I don't pretend to understand American Politics let alone Filipino Politics. It's all I can do these days to keep up with Australian Politics. Somehow it seems to have happened, behind my back, that Kim Beazley is yet again the leader of the Labour Party. How and when did that happen??? Or have I merely misread the Australian newspaper websites?
Thus I learned, from the newspapers, that there was a foiled coup attempt in the Philippines in late February. It seemed to be all over bar the shouting by the time I travelled there for my ninth visit in early March and, with the prospect of yet another trip to that destination I certainly wasn't going to mention the fact to my wife. She, bless her, finally caught up with the news, about a week after I'd arrived, and sent me a panic email or two. I have to say that I saw nothing much out of the ordinary travelling from Manila to Baguio and I reassured her.
I want to be careful how I word this. I have no opinion on the politics of the Philippines. I don't know enough to have one!
It seems that part of the reason for the discontent is a widespread dissatisfaction with the incumbent Filipina president. Like I said, I don't pretend to understand the local politics but it seems that one of the reasons is that apparently there was a phone call, taped, between Gloria Macapagal-Arroyo, the president, or, as she is styled in every newspaper I've read here, either GMA or PGMA and some election official nicknamed Garci. Allegations of cheating etc.
Almost every mobile phone I heard in my most recent trip to the Philippines rang thus;
'Hello, Garci!' in the presidents voice!
It seems to me that the mechanisms for dissent have been helped by technology. Try to convince the Finns that their product ought not to allow the user to set their own ringtone!

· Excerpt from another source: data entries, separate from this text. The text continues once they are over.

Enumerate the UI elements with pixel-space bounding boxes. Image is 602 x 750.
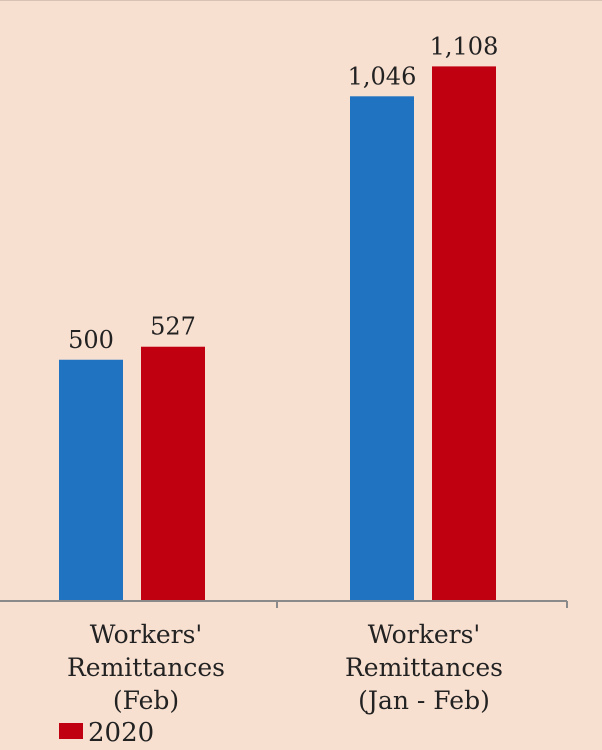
data-label-series0-cat0: 500 (68, 326, 114, 354)
category-label-0-line2: (Feb) (113, 686, 179, 715)
data-label-series0-cat1: 1,046 (348, 62, 417, 90)
bar-series0-cat0 (59, 359, 123, 601)
legend-swatch-2020 (59, 723, 83, 739)
bar-series1-cat0 (141, 346, 205, 601)
bar-series1-cat1 (432, 66, 496, 601)
legend-label-2020: 2020 (88, 718, 154, 748)
data-label-series1-cat0: 527 (150, 313, 196, 341)
category-label-0-line0: Workers' (90, 620, 203, 649)
bar-series0-cat1 (350, 96, 414, 602)
category-label-0-line1: Remittances (67, 653, 225, 682)
category-label-1-line1: Remittances (345, 653, 503, 682)
data-label-series1-cat1: 1,108 (430, 32, 499, 60)
category-label-1-line0: Workers' (368, 620, 481, 649)
category-label-1-line2: (Jan - Feb) (358, 686, 490, 715)
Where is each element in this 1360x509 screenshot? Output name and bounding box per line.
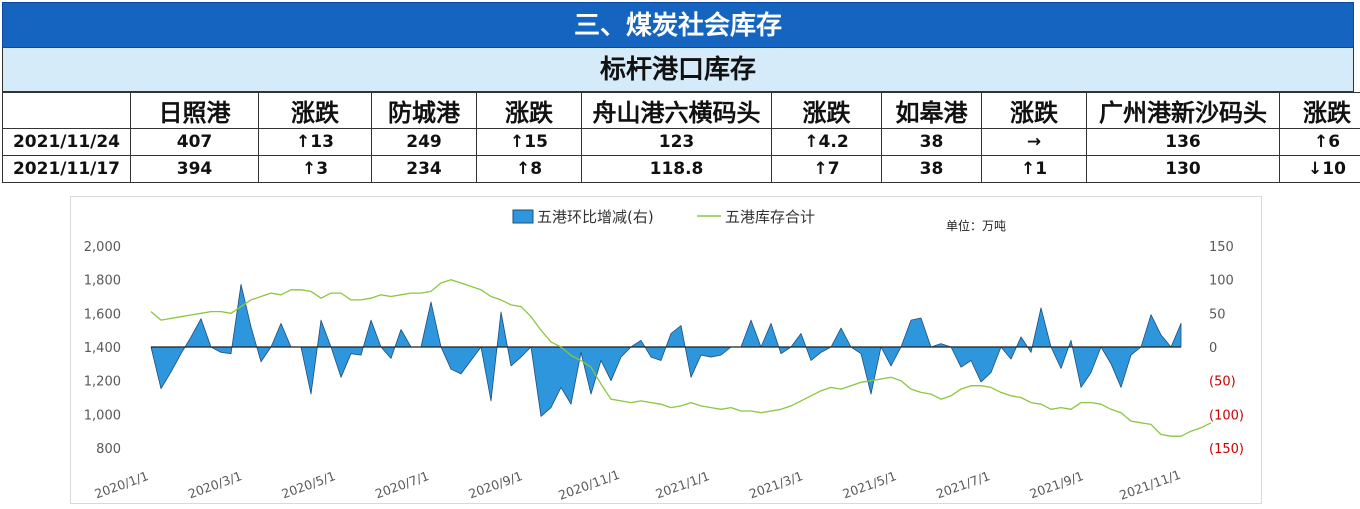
y-right-tick-label: 0: [1209, 341, 1217, 356]
row-date: 2021/11/24: [2, 128, 131, 156]
change-cell: ↑8: [476, 155, 582, 183]
value-cell: 38: [881, 128, 982, 156]
y-right-tick-label: 150: [1209, 240, 1234, 255]
column-header: 如皋港: [881, 92, 982, 129]
value-cell: 118.8: [581, 155, 772, 183]
y-right-tick-label: 50: [1209, 307, 1226, 322]
x-tick-label: 2021/7/1: [934, 468, 992, 501]
column-header: 防城港: [371, 92, 477, 129]
y-left-tick-label: 1,400: [84, 341, 121, 356]
x-tick-label: 2021/5/1: [841, 468, 899, 501]
y-left-tick-label: 1,000: [84, 408, 121, 423]
x-tick-label: 2020/11/1: [556, 467, 621, 503]
value-cell: 394: [130, 155, 259, 183]
change-cell: ↑6: [1279, 128, 1360, 156]
legend-line-label: 五港库存合计: [725, 208, 815, 226]
change-cell: ↑15: [476, 128, 582, 156]
legend-area-swatch: [512, 209, 534, 224]
x-tick-label: 2020/9/1: [467, 468, 525, 501]
change-cell: ↑7: [771, 155, 882, 183]
value-cell: 38: [881, 155, 982, 183]
x-tick-label: 2021/3/1: [747, 468, 805, 501]
row-date: 2021/11/17: [2, 155, 131, 183]
table-header-row: 日照港 涨跌 防城港 涨跌 舟山港六横码头 涨跌 如皋港 涨跌 广州港新沙码头 涨跌: [2, 92, 1360, 129]
change-cell: ↑1: [981, 155, 1087, 183]
unit-note: 单位：万吨: [946, 218, 1006, 233]
table-title: 标杆港口库存: [2, 48, 1354, 92]
value-cell: 234: [371, 155, 477, 183]
change-cell: →: [981, 128, 1087, 156]
legend-area-label: 五港环比增减(右): [537, 208, 654, 226]
column-header: 涨跌: [981, 92, 1087, 129]
column-header: 广州港新沙码头: [1086, 92, 1280, 129]
column-header: 涨跌: [771, 92, 882, 129]
column-header: [2, 92, 131, 129]
value-cell: 130: [1086, 155, 1280, 183]
column-header: 日照港: [130, 92, 259, 129]
table-row: 2021/11/17 394 ↑3 234 ↑8 118.8 ↑7 38 ↑1 130 ↓10: [2, 155, 1360, 183]
y-right-tick-label: 100: [1209, 274, 1234, 289]
chart-svg: 五港环比增减(右) 五港库存合计单位：万吨 800 1,000 1,200 1,400 1,…: [84, 208, 1244, 503]
value-cell: 407: [130, 128, 259, 156]
value-cell: 123: [581, 128, 772, 156]
y-left-tick-label: 1,800: [84, 274, 121, 289]
change-area-series: [150, 284, 1182, 417]
x-tick-label: 2020/1/1: [93, 468, 151, 501]
x-tick-label: 2021/11/1: [1117, 467, 1182, 503]
change-cell: ↑3: [258, 155, 372, 183]
change-cell: ↓10: [1279, 155, 1360, 183]
y-right-tick-label: (100): [1209, 408, 1244, 423]
x-tick-label: 2020/7/1: [373, 468, 431, 501]
y-left-tick-label: 1,200: [84, 375, 121, 390]
table-row: 2021/11/24 407 ↑13 249 ↑15 123 ↑4.2 38 → 136 ↑6: [2, 128, 1360, 156]
x-tick-label: 2021/1/1: [654, 468, 712, 501]
y-left-tick-label: 1,600: [84, 307, 121, 322]
inventory-line-series: [150, 279, 1212, 437]
value-cell: 136: [1086, 128, 1280, 156]
port-inventory-table: 日照港 涨跌 防城港 涨跌 舟山港六横码头 涨跌 如皋港 涨跌 广州港新沙码头 涨跌 2021/11…: [2, 92, 1360, 183]
x-tick-label: 2020/5/1: [280, 468, 338, 501]
y-right-tick-label: (150): [1209, 442, 1244, 457]
section-banner: 三、煤炭社会库存: [2, 2, 1354, 48]
column-header: 涨跌: [476, 92, 582, 129]
x-tick-label: 2021/9/1: [1028, 468, 1086, 501]
change-cell: ↑13: [258, 128, 372, 156]
inventory-chart: 五港环比增减(右) 五港库存合计单位：万吨 800 1,000 1,200 1,400 1,…: [70, 196, 1262, 504]
change-cell: ↑4.2: [771, 128, 882, 156]
y-left-tick-label: 800: [96, 442, 121, 457]
y-left-tick-label: 2,000: [84, 240, 121, 255]
y-right-tick-label: (50): [1209, 375, 1236, 390]
column-header: 舟山港六横码头: [581, 92, 772, 129]
column-header: 涨跌: [258, 92, 372, 129]
value-cell: 249: [371, 128, 477, 156]
x-tick-label: 2020/3/1: [186, 468, 244, 501]
column-header: 涨跌: [1279, 92, 1360, 129]
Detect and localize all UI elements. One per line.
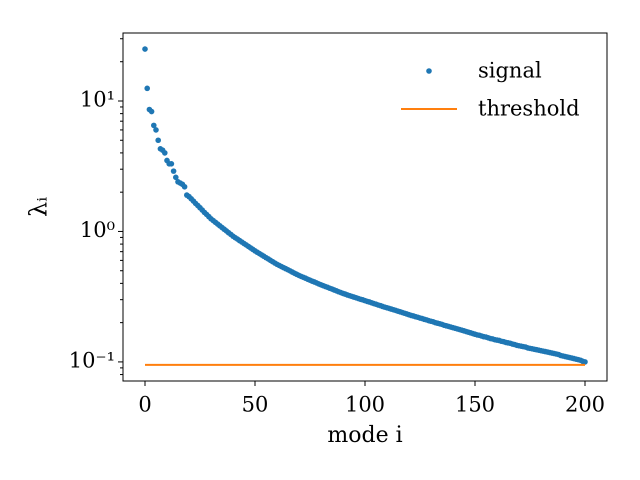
legend-marker: [426, 68, 432, 74]
x-tick-label: 50: [242, 393, 269, 417]
x-tick-label: 150: [455, 393, 495, 417]
y-axis-label: λᵢ: [25, 197, 53, 217]
legend-label: signal: [478, 59, 542, 83]
scatter-point: [582, 359, 588, 365]
scatter-point: [168, 161, 175, 167]
x-axis-label: mode i: [327, 423, 402, 448]
scatter-point: [142, 46, 148, 52]
legend-label: threshold: [478, 97, 580, 121]
x-tick-label: 0: [138, 393, 151, 417]
y-tick-label: 10⁻¹: [69, 348, 115, 372]
y-tick-label: 10¹: [80, 87, 115, 111]
scatter-point: [181, 183, 188, 190]
plot-frame: [122, 32, 608, 382]
scatter-point: [151, 122, 157, 129]
scatter-point: [173, 174, 179, 181]
scatter-point: [153, 127, 159, 133]
scatter-point: [162, 150, 168, 156]
x-tick-label: 200: [565, 393, 605, 417]
scatter-point: [170, 168, 177, 174]
scatter-point: [144, 85, 150, 92]
x-tick-label: 100: [345, 393, 385, 417]
y-tick-label: 10⁰: [80, 218, 115, 242]
scatter-point: [148, 108, 155, 115]
scatter-point: [155, 137, 161, 144]
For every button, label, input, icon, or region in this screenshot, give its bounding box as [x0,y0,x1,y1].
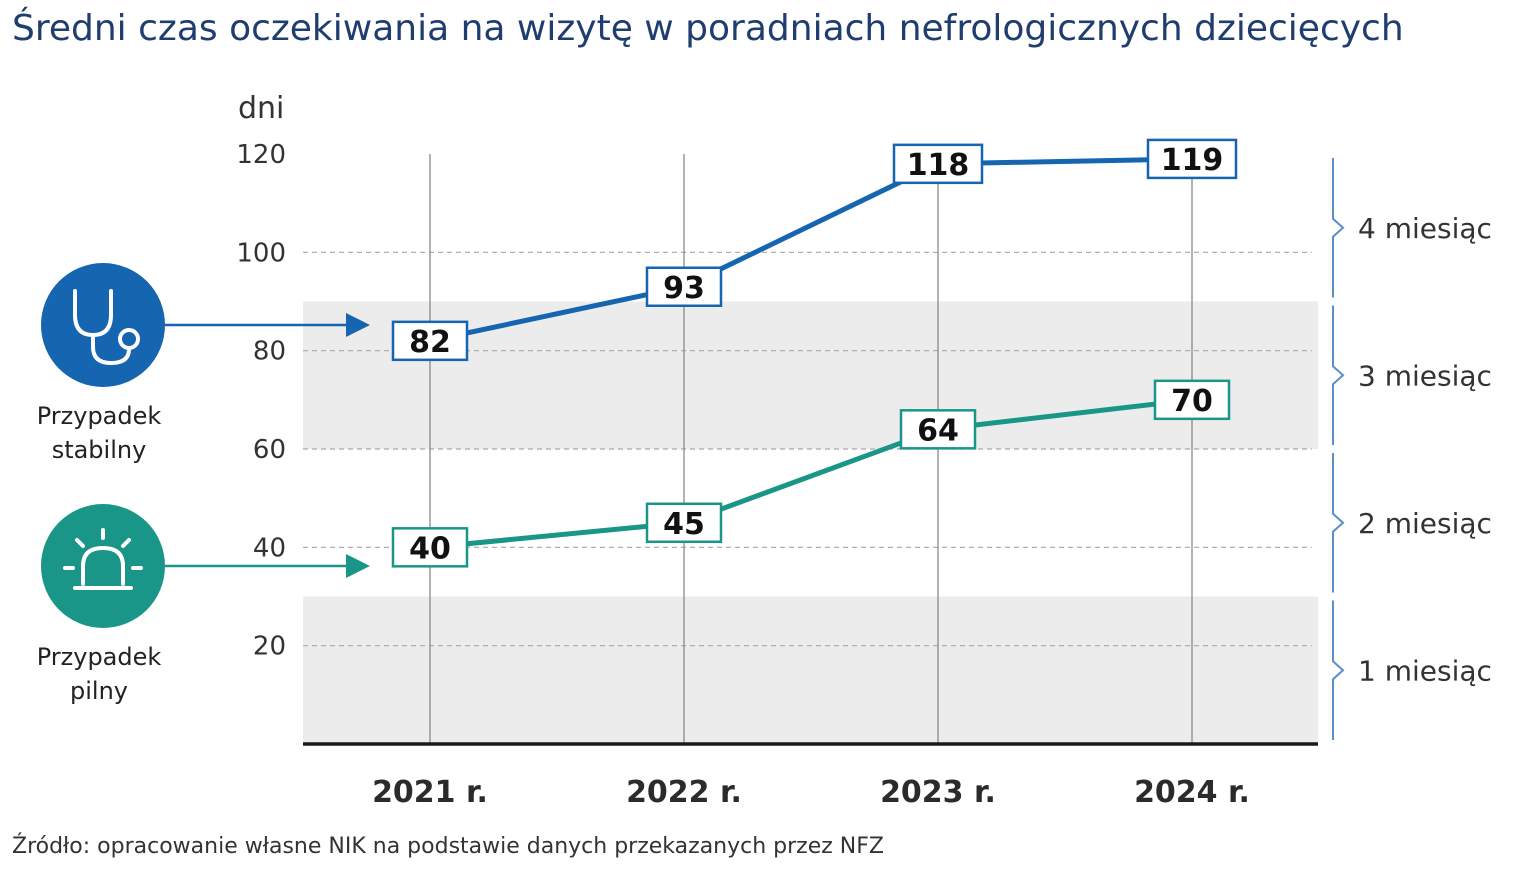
data-label: 40 [409,531,451,566]
month-bracket [1332,158,1345,298]
siren-badge [41,504,165,628]
legend-arrowhead [346,313,370,337]
month-label: 3 miesiąc [1358,359,1492,392]
y-tick-label: 20 [253,632,286,662]
y-tick-label: 80 [253,337,286,367]
month-label: 4 miesiąc [1358,212,1492,245]
data-label: 45 [663,507,705,542]
data-label: 118 [907,148,970,183]
chart-title: Średni czas oczekiwania na wizytę w pora… [12,8,1404,49]
month-bracket [1332,600,1345,740]
month-bracket [1332,305,1345,445]
month-brackets: 1 miesiąc 2 miesiąc 3 miesiąc 4 miesiąc [1332,158,1492,740]
stethoscope-badge [41,263,165,387]
source-note: Źródło: opracowanie własne NIK na podsta… [12,834,884,859]
month-label: 2 miesiąc [1358,507,1492,540]
x-tick-label: 2022 r. [626,775,742,810]
month-bracket [1332,453,1345,593]
legend-label-line1: Przypadek [37,402,162,430]
y-tick-label: 100 [236,238,286,268]
grid [303,154,1312,744]
y-axis: dni 20 40 60 80 100 120 [236,91,286,662]
data-label: 70 [1171,384,1213,419]
stethoscope-chestpiece [118,328,140,350]
siren-icon [63,528,143,590]
x-axis: 2021 r. 2022 r. 2023 r. 2024 r. [303,742,1318,810]
x-tick-label: 2021 r. [372,775,488,810]
data-point-box [645,502,723,543]
siren-rays [63,528,143,570]
x-tick-label: 2023 r. [880,775,996,810]
y-tick-label: 40 [253,533,286,563]
month-band-3 [303,301,1318,449]
series-line [429,156,1193,344]
data-point-box [899,409,977,450]
y-tick-label: 60 [253,435,286,465]
legend-label-line2: stabilny [52,436,147,464]
stethoscope-hose [91,333,131,365]
data-label: 119 [1161,143,1224,178]
legend-label-line2: pilny [70,677,128,705]
legend-entry: Przypadek pilny [37,504,370,705]
data-label: 93 [663,271,705,306]
month-band-1 [303,596,1318,744]
legend-entry: Przypadek stabilny [37,263,370,464]
month-label: 1 miesiąc [1358,654,1492,687]
data-point-box [645,266,723,307]
legend: Przypadek stabilny Przypadek pilny [37,263,370,705]
series-lines: 82 93 118 119 40 45 64 70 [391,138,1238,568]
y-tick-label: 120 [236,140,286,170]
data-label: 64 [917,413,959,448]
data-point-box [391,527,469,568]
data-point-box [892,143,984,185]
data-label: 82 [409,325,451,360]
legend-label-line1: Przypadek [37,643,162,671]
data-point-box [1146,138,1238,180]
data-point-box [1153,379,1231,421]
x-tick-label: 2024 r. [1134,775,1250,810]
series-line [429,397,1193,550]
data-point-box [391,320,469,362]
stethoscope-icon [73,289,140,365]
siren-dome [81,546,125,586]
month-shading [303,301,1318,744]
legend-arrowhead [346,554,370,578]
y-axis-unit-label: dni [238,91,284,126]
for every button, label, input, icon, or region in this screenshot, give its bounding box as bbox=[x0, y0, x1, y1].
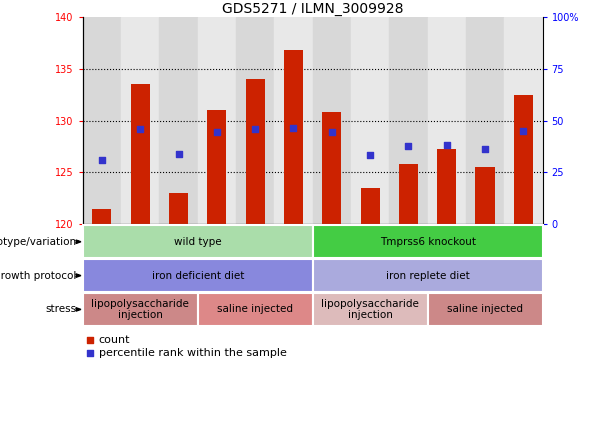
Point bbox=[97, 157, 107, 163]
Bar bbox=[93, 209, 112, 224]
Point bbox=[327, 129, 337, 135]
Bar bbox=[246, 79, 265, 224]
Bar bbox=[121, 17, 159, 224]
Bar bbox=[207, 110, 226, 224]
Bar bbox=[83, 17, 121, 224]
Bar bbox=[428, 293, 543, 326]
Bar bbox=[83, 259, 313, 292]
Title: GDS5271 / ILMN_3009928: GDS5271 / ILMN_3009928 bbox=[222, 2, 403, 16]
Text: iron replete diet: iron replete diet bbox=[386, 271, 470, 280]
Bar bbox=[476, 167, 495, 224]
Text: saline injected: saline injected bbox=[447, 305, 523, 314]
Bar bbox=[399, 164, 418, 224]
Text: stress: stress bbox=[45, 305, 77, 314]
Text: Tmprss6 knockout: Tmprss6 knockout bbox=[379, 237, 476, 247]
Bar bbox=[284, 50, 303, 224]
Bar bbox=[236, 17, 275, 224]
Text: iron deficient diet: iron deficient diet bbox=[151, 271, 244, 280]
Text: saline injected: saline injected bbox=[217, 305, 293, 314]
Point bbox=[250, 126, 260, 132]
Text: genotype/variation: genotype/variation bbox=[0, 237, 77, 247]
Point bbox=[289, 124, 299, 131]
Bar bbox=[514, 95, 533, 224]
Text: percentile rank within the sample: percentile rank within the sample bbox=[99, 349, 287, 358]
Point bbox=[480, 145, 490, 152]
Text: growth protocol: growth protocol bbox=[0, 271, 77, 280]
Bar bbox=[437, 148, 456, 224]
Bar bbox=[169, 193, 188, 224]
Text: lipopolysaccharide
injection: lipopolysaccharide injection bbox=[321, 299, 419, 320]
Bar bbox=[83, 225, 313, 258]
Bar bbox=[197, 17, 236, 224]
Bar bbox=[159, 17, 197, 224]
Point bbox=[442, 142, 452, 149]
Point bbox=[85, 337, 94, 344]
Point bbox=[403, 143, 413, 150]
Bar bbox=[83, 293, 197, 326]
Point bbox=[519, 128, 528, 135]
Bar bbox=[504, 17, 543, 224]
Point bbox=[173, 150, 183, 157]
Bar bbox=[131, 84, 150, 224]
Point bbox=[85, 350, 94, 357]
Point bbox=[135, 126, 145, 132]
Bar bbox=[322, 112, 341, 224]
Bar bbox=[275, 17, 313, 224]
Bar bbox=[197, 293, 313, 326]
Bar bbox=[313, 17, 351, 224]
Point bbox=[365, 151, 375, 158]
Bar bbox=[389, 17, 428, 224]
Bar bbox=[428, 17, 466, 224]
Point bbox=[212, 129, 222, 135]
Bar bbox=[466, 17, 504, 224]
Bar bbox=[313, 293, 428, 326]
Bar bbox=[313, 259, 543, 292]
Bar bbox=[360, 188, 379, 224]
Text: wild type: wild type bbox=[174, 237, 221, 247]
Bar bbox=[313, 225, 543, 258]
Bar bbox=[351, 17, 389, 224]
Text: lipopolysaccharide
injection: lipopolysaccharide injection bbox=[91, 299, 189, 320]
Text: count: count bbox=[99, 335, 131, 345]
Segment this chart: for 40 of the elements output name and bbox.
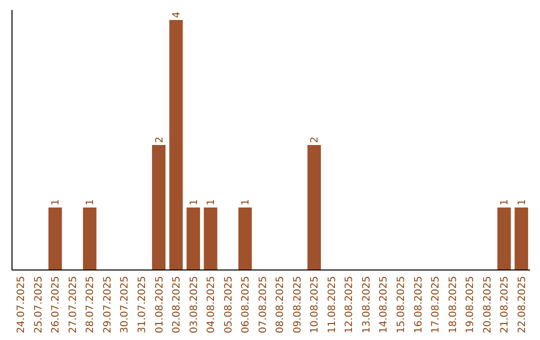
x-tick-label: 05.08.2025 — [223, 276, 234, 334]
x-tick-label: 16.08.2025 — [413, 276, 424, 334]
x-tick-label: 07.08.2025 — [258, 276, 269, 334]
x-tick-label: 20.08.2025 — [482, 276, 494, 334]
data-label: 1 — [85, 199, 96, 206]
x-tick-label: 10.08.2025 — [310, 276, 321, 334]
data-label: 1 — [50, 199, 62, 206]
x-tick-label: 29.07.2025 — [102, 276, 114, 334]
x-tick-label: 22.08.2025 — [516, 276, 528, 334]
data-label: 2 — [310, 136, 321, 143]
data-label: 4 — [172, 12, 183, 18]
x-tick-label: 26.07.2025 — [50, 276, 62, 334]
data-label: 1 — [516, 199, 528, 206]
x-tick-label: 18.08.2025 — [448, 276, 459, 334]
x-tick-label: 30.07.2025 — [120, 276, 131, 334]
x-tick-label: 21.08.2025 — [500, 276, 511, 334]
x-tick-label: 04.08.2025 — [206, 276, 218, 334]
data-label: 1 — [188, 199, 200, 206]
x-tick-label: 25.07.2025 — [33, 276, 44, 334]
x-tick-label: 28.07.2025 — [85, 276, 96, 334]
data-label: 1 — [206, 199, 218, 206]
x-tick-label: 14.08.2025 — [378, 276, 390, 334]
data-label: 2 — [154, 136, 166, 143]
data-label: 1 — [500, 199, 511, 206]
x-tick-label: 15.08.2025 — [396, 276, 407, 334]
x-tick-label: 27.07.2025 — [68, 276, 79, 334]
x-tick-label: 01.08.2025 — [154, 276, 166, 334]
x-tick-label: 09.08.2025 — [292, 276, 304, 334]
x-tick-label: 08.08.2025 — [275, 276, 286, 334]
x-tick-label: 02.08.2025 — [172, 276, 183, 334]
x-tick-label: 31.07.2025 — [137, 276, 148, 334]
x-tick-label: 17.08.2025 — [430, 276, 442, 334]
x-tick-label: 03.08.2025 — [188, 276, 200, 334]
x-tick-label: 11.08.2025 — [326, 276, 338, 334]
x-tick-label: 13.08.2025 — [361, 276, 372, 334]
x-tick-label: 06.08.2025 — [240, 276, 252, 334]
data-label: 1 — [240, 199, 252, 206]
x-tick-label: 12.08.2025 — [344, 276, 356, 334]
x-tick-label: 19.08.2025 — [465, 276, 476, 334]
x-tick-label: 24.07.2025 — [16, 276, 28, 334]
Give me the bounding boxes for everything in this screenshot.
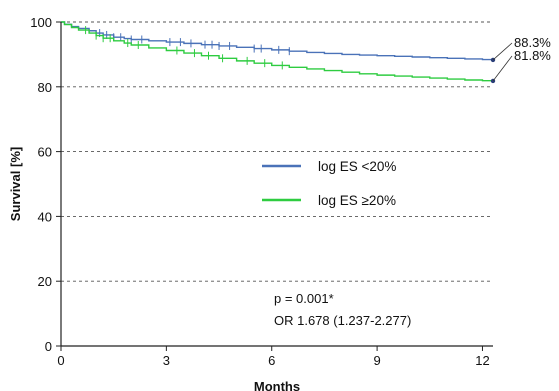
y-tick-label-80: 80 (38, 80, 52, 95)
series-layer (61, 21, 496, 84)
legend-label-log-es-above-20: log ES ≥20% (318, 193, 396, 208)
legend: log ES <20% log ES ≥20% (262, 159, 396, 208)
x-tick-label-9: 9 (373, 353, 380, 368)
series-line-1 (61, 21, 494, 82)
y-tick-label-100: 100 (30, 15, 52, 30)
tick-label-layer: 0 20 40 60 80 100 0 3 6 9 12 (30, 15, 489, 368)
axes (60, 22, 493, 347)
grid-lines (61, 21, 493, 282)
y-tick-label-20: 20 (38, 274, 52, 289)
y-tick-label-0: 0 (45, 339, 52, 354)
series-line-0 (61, 21, 494, 61)
end-label-layer: 88.3% 81.8% (492, 35, 551, 82)
x-tick-label-3: 3 (163, 353, 170, 368)
end-leader-line-log-es-above-20 (492, 55, 513, 82)
odds-ratio-annotation: OR 1.678 (1.237-2.277) (274, 313, 411, 328)
x-tick-label-0: 0 (57, 353, 64, 368)
y-axis-title: Survival [%] (8, 147, 23, 221)
p-value-annotation: p = 0.001* (274, 291, 334, 306)
y-tick-label-60: 60 (38, 145, 52, 160)
end-label-log-es-above-20: 81.8% (514, 48, 551, 63)
end-leader-line-log-es-below-20 (492, 42, 513, 61)
y-tick-label-40: 40 (38, 209, 52, 224)
x-axis-title: Months (254, 379, 300, 391)
tick-layer (56, 21, 483, 351)
x-tick-label-12: 12 (475, 353, 489, 368)
end-label-log-es-below-20: 88.3% (514, 35, 551, 50)
x-tick-label-6: 6 (268, 353, 275, 368)
legend-label-log-es-below-20: log ES <20% (318, 159, 396, 174)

I was reading a Filipino newspaper a week or so ago; an op ed page. Writing this a week after reading I can't remember the term used for the underground newspapers published in the Philippines during the Marcos years but it struck me that the writer was really talking about 'samizdat'[^], the term used for underground newspapers in Soviet controlled territory. As an English speaker I translate that term as 'same as that' which, if I remember rightly, isn't all that far from the truth!